We are dedicated to a clinical model that brings informed, activated patients in contact with a prepared, proactive practice team to have productive interactions and improved health outcomes, as envisioned in the planned care model.

What characterizes an “informed, activated” patient?

  • He or she understands the disease process, and recognizes his/her role as the daily self-manager.
  • Family and caregivers are engaged in the patient’s self-management.
  • The physician is viewed as a guide on the side, not the sage on the stage.

What characterizes a “prepared” practice team?

  • At the time of the visit the people, patient information, equipment, decision support, and time are available to deliver evidence-based care and self-management support.

What are productive interactions and improved health outcomes?

  • Productive interactions in the primary care setting translate into fewer cancers, fewer chronic diseases such as diabetes, and decreased catastrophic events such as heart attacks and strokes.
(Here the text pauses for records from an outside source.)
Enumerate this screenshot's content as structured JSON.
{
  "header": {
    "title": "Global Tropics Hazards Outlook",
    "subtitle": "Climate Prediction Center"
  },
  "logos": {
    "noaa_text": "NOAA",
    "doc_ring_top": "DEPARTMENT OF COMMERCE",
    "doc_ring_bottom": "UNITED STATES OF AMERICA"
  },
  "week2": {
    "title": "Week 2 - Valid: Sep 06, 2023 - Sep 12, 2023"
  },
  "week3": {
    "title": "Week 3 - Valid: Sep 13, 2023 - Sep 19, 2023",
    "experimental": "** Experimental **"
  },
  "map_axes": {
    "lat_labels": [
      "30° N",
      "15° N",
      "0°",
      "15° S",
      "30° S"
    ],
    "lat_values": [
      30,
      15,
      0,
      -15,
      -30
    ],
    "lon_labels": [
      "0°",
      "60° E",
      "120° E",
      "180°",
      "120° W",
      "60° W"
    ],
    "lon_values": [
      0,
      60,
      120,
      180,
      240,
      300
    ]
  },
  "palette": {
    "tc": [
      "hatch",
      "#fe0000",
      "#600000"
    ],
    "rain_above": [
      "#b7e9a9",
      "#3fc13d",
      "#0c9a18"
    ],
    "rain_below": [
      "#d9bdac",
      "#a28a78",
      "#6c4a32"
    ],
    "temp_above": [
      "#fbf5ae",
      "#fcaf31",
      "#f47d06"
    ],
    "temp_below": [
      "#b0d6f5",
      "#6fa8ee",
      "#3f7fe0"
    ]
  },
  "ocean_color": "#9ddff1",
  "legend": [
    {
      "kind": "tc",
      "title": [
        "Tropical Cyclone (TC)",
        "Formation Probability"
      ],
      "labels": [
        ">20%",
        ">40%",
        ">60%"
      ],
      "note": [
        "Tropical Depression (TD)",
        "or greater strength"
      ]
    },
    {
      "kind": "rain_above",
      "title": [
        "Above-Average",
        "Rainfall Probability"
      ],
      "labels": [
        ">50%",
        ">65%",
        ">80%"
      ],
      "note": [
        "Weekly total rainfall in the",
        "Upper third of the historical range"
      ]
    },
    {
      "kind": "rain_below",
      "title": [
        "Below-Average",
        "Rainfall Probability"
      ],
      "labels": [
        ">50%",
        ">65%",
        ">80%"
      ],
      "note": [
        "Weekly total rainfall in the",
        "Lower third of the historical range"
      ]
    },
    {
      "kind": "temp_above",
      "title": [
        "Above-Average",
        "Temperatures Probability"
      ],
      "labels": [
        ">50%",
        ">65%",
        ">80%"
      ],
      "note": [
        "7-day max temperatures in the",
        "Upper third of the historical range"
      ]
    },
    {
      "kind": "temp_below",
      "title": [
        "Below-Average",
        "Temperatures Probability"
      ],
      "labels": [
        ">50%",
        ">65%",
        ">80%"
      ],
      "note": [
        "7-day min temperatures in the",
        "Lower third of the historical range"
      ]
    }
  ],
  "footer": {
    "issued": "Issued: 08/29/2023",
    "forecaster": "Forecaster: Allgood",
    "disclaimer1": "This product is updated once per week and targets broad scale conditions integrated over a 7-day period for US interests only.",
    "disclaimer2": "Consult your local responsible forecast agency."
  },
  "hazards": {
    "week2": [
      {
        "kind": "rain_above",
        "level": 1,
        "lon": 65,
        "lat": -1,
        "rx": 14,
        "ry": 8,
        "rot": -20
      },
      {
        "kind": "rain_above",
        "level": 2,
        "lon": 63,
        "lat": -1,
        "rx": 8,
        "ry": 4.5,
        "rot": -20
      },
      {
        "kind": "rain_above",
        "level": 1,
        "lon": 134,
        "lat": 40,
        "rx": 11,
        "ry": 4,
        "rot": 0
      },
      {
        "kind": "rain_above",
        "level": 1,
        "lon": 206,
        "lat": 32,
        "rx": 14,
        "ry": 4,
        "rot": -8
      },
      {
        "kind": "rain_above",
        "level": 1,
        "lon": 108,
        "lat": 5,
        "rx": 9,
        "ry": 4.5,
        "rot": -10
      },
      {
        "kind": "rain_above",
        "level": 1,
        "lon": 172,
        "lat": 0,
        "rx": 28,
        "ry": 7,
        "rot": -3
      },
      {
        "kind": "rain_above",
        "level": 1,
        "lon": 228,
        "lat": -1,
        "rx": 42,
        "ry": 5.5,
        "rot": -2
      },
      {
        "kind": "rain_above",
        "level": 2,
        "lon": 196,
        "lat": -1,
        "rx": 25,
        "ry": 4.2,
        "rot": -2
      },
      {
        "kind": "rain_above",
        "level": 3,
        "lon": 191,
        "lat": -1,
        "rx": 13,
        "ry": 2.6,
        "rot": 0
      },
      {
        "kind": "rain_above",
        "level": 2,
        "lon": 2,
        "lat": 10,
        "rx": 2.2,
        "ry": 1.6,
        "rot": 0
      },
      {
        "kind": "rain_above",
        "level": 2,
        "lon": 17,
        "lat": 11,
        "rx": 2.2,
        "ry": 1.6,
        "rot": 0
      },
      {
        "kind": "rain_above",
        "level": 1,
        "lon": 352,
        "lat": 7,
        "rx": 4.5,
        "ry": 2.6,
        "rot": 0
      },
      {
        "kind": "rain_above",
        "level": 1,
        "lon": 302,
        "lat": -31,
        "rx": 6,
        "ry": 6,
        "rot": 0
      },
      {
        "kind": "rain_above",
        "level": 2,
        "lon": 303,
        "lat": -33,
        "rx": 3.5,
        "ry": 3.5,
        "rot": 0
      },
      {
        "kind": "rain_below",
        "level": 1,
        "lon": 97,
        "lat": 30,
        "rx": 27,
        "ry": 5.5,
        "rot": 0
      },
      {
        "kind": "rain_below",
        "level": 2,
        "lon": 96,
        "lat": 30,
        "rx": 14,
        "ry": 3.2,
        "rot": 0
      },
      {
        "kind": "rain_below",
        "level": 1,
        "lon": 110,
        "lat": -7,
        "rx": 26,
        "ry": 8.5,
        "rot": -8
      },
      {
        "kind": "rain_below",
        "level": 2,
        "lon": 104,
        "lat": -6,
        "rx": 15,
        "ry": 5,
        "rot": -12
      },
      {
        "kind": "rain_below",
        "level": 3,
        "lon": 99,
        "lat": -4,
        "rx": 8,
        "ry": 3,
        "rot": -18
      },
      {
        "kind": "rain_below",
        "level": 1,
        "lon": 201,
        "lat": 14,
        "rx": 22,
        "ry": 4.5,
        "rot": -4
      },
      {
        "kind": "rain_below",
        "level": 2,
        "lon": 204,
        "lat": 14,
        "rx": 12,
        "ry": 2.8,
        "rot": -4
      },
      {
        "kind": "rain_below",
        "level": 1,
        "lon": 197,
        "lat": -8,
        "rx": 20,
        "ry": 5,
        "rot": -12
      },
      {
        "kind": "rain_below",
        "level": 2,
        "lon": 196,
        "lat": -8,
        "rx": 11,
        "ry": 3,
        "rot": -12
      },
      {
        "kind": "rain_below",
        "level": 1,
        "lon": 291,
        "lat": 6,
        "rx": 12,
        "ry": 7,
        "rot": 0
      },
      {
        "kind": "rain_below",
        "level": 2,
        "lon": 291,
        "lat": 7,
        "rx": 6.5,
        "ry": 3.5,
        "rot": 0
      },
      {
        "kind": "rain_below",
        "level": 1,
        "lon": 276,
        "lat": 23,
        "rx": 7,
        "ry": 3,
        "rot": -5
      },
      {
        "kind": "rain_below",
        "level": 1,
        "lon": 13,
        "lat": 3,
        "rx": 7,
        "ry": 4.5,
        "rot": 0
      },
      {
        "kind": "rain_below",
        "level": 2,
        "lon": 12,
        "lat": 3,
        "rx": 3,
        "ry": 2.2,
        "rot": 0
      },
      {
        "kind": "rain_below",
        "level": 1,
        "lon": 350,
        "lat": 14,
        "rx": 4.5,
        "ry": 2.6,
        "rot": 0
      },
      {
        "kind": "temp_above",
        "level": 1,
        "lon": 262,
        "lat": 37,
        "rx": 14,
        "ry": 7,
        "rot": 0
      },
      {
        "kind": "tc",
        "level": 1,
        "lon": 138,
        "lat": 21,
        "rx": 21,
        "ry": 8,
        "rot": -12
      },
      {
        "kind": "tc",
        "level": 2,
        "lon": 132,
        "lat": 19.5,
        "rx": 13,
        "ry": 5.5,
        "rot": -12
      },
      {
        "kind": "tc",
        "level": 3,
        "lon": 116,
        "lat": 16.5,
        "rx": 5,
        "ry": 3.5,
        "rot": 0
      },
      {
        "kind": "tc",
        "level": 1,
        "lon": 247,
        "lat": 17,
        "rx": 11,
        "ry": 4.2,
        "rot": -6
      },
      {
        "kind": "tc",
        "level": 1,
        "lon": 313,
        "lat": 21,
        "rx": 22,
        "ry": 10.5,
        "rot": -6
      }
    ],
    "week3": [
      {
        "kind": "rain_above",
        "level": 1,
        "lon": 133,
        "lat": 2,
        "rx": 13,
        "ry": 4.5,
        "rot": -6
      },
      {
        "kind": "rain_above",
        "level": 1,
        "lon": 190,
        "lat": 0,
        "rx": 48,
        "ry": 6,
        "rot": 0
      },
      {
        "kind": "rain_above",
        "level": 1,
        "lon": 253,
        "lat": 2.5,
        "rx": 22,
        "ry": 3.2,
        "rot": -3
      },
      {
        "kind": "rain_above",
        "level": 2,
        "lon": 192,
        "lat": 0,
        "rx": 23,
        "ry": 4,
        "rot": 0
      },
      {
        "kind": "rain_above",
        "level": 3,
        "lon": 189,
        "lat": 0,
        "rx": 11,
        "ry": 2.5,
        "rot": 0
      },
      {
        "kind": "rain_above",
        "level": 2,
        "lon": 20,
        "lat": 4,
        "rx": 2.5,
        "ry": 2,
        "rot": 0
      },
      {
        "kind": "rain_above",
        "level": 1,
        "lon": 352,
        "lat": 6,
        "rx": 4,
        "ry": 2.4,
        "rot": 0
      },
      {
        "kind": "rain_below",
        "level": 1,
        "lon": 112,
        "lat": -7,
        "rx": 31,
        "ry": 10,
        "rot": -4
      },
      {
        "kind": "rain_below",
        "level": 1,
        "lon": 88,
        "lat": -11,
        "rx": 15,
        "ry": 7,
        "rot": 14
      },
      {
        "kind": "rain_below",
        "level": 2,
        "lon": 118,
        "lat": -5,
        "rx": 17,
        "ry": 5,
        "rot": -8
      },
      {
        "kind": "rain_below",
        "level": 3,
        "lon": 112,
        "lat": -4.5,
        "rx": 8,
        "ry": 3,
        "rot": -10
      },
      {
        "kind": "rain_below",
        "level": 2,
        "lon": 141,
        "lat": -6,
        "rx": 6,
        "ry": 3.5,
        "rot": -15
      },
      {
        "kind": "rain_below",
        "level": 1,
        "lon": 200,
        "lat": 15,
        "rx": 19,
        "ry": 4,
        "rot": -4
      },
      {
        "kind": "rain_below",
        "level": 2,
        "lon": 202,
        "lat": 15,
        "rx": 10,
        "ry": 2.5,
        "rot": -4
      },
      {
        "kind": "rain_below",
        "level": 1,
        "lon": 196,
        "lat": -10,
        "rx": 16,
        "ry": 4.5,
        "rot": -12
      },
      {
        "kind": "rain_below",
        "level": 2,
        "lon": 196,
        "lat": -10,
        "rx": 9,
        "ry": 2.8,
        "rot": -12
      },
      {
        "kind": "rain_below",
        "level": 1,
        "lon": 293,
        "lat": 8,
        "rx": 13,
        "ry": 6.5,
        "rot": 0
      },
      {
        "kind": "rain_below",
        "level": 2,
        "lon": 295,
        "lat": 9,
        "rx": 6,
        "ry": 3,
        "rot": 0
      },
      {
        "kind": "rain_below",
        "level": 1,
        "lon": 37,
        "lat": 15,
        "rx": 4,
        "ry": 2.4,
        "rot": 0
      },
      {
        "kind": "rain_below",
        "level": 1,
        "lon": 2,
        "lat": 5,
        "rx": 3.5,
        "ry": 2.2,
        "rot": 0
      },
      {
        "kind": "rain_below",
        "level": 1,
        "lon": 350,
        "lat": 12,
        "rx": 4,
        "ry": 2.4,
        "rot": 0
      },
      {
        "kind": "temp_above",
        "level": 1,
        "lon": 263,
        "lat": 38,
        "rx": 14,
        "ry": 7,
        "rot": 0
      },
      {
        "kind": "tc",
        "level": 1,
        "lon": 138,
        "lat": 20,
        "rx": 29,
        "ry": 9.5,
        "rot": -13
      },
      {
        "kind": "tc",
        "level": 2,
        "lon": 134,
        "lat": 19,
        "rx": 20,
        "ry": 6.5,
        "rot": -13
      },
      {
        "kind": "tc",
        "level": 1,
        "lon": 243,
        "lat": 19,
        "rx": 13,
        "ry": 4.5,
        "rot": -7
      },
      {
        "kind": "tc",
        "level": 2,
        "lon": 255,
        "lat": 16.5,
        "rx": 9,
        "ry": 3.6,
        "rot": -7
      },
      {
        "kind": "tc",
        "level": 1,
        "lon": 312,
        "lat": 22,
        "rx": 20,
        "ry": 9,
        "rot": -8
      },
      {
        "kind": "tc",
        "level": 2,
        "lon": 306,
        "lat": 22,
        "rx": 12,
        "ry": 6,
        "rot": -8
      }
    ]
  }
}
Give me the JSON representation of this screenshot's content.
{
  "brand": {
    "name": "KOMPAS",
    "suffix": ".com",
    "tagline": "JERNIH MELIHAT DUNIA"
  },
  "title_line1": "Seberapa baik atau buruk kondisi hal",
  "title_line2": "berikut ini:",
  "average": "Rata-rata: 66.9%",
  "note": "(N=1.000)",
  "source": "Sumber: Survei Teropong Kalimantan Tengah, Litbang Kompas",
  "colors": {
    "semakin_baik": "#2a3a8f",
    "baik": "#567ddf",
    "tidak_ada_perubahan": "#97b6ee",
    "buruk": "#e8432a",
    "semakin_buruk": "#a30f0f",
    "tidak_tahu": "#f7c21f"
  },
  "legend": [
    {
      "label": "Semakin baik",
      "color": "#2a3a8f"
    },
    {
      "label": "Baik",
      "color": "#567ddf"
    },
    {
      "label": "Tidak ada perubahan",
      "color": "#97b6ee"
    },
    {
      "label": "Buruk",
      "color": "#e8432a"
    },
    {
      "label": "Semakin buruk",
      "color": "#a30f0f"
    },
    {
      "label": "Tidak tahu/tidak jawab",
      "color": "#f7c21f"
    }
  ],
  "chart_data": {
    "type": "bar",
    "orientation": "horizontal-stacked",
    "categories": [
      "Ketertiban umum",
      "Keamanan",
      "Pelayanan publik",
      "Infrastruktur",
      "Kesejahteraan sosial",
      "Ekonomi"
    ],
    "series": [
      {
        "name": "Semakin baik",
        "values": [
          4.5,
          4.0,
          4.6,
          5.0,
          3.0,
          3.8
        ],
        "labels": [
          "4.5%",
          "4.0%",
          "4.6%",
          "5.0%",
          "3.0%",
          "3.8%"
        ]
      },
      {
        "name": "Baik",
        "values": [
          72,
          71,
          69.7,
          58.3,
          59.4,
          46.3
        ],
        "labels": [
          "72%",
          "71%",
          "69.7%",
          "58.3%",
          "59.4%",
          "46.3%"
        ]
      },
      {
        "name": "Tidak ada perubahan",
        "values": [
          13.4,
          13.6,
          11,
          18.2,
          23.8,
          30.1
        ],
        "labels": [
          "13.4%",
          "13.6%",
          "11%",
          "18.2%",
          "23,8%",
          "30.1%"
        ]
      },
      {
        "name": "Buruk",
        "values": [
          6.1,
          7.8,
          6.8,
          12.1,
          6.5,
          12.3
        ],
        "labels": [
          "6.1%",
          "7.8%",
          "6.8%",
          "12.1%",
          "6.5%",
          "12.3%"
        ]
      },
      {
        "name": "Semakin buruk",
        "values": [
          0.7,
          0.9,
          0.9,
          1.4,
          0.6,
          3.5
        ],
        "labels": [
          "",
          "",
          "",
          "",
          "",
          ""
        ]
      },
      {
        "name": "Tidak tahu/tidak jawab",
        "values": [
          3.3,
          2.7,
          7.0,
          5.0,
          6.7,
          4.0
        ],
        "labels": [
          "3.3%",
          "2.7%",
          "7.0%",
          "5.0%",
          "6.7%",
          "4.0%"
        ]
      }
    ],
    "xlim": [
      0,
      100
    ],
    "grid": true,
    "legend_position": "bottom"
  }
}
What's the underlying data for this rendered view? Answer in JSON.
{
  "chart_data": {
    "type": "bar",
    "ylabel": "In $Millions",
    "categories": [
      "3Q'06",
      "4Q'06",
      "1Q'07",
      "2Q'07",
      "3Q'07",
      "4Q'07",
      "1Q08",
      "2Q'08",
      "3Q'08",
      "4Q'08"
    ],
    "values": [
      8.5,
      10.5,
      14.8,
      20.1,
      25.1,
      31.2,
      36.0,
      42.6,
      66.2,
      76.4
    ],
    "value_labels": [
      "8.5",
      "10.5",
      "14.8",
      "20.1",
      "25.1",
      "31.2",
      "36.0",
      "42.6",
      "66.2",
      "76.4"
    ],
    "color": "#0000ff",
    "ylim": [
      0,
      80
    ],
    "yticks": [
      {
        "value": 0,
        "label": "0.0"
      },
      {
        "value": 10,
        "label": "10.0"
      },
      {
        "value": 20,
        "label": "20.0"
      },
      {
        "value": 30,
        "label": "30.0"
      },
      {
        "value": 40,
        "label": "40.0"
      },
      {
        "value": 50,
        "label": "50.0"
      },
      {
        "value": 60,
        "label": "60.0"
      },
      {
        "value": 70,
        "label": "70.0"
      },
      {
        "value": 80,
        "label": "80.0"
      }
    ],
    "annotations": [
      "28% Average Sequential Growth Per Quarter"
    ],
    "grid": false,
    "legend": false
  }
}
Feeling better and living longer in a state of good health are goals we can work towards together.

 

Your Personal Medical Home

At NOHN we seek to provide our patients with a medical home where they are known and their health care needs are taken care of efficiently and with high quality.

 

¹ The Commonwealth Fund Commission on a High Performance Health System, Why Not the Best? Results from a National Scorecard on U.S. Health System Performance, The Commonwealth Fund, September 2006

² American Family Physician, August 1, 2004 by Robert L. Phillips, Jr., Barbara Starfield.

³ NEJM Volume 355:861-864 August 31, 2006 Number 9 , Primary Care — Will It Survive? Thomas Bodenheimer, M.D.